Voice XML Forum created to work on standard

Online addicts who get the jitters when they are away from cyberspace, sports fanatics who absolutely need to have the latest scores from games, opera lovers who want to order tickets -- all could soon find their needs met through voice-enabled applications that connect them to the Internet via telephones.

AT&T, Lucent Technologies and Motorola have formed the VXML (voice extensible markup language) Forum, and 17 other companies also have signed up to work on a standard for voice- and phone-enabled Internet access, said David Unger, a product strategy and development division manager at AT&T.

Besides appeasing consumer demands, the VXML standard also will lead to business applications, a number of which already have been tested by the companies involved, for call centres, banking transactions and electronic commerce.

One recent application test was with the New York City Opera, allowing music lovers to "call in from a phone and listen to clips of music on the opera Web site.
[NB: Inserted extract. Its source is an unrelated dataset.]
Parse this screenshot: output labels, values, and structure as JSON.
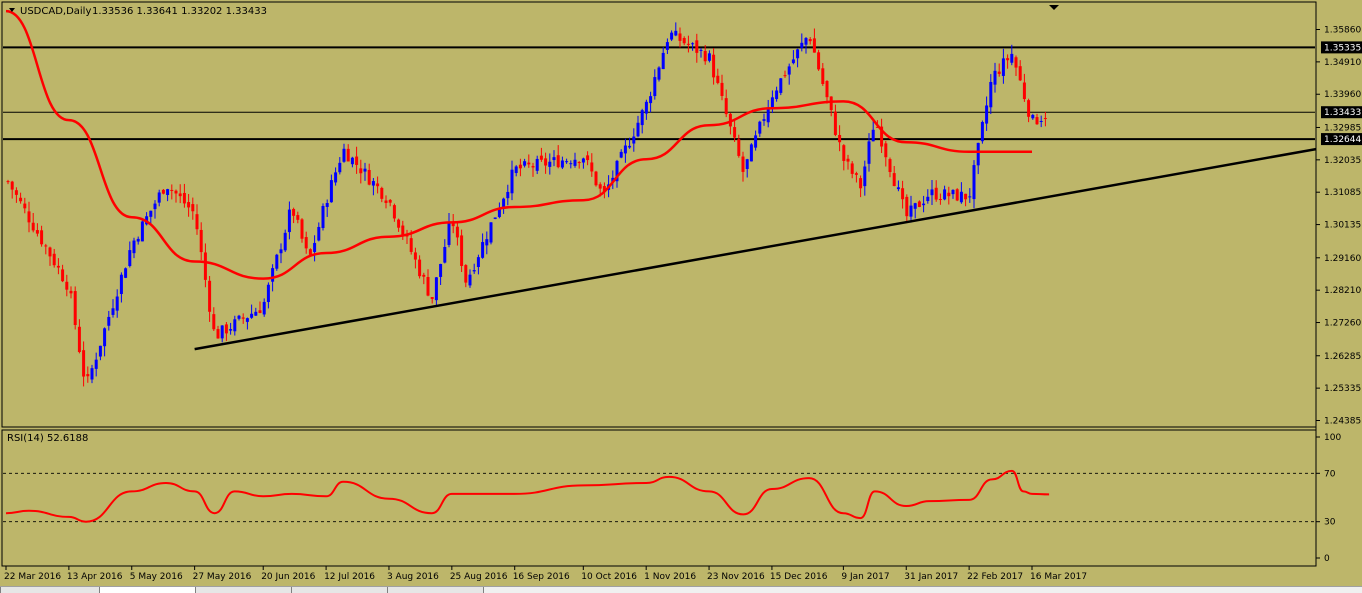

After they listen, they could decide what opera they wanted to go to," Unger said. That decision made, the opera fans could then use their telephone keypad to connect to the ticket service and have their calls answered by the representative who handled the order.

But other applications will enable Internet users to check e-mail from telephones, access weather reports, stock quotes and other data found online, Unger said, noting that people will be able to write their own VXML applications to fit their needs.

AT&T, Lucent and Motorola all have been working separately on different versions of VXML, but the companies have the same roots in dealing with the technology, which Unger said got its start several years ago in the AT&T labs, before Lucent was spun off from the giant telco. Researchers from AT&T went to work for Lucent and Motorola.

The versions are not so radically different that it will be difficult to pull together a single standard, Unger said. The forum expects to have a standard posted on its World Wide Web site in April or May. The Web site can be found at http://www.vxmlforum.org/ or at http://www.vxmlforum.com/.

After public comments and contributions to the specification are taken into account, the forum intends to submit a final proposed specification to the World Wide Web Consortium (W3C) later this year. The objective is to create a standard that is platform-independent and allows developers, content providers, communications service providers, equipment and infrastructure vendors and speech technology companies to work together to push the voice-enabled Internet-access market.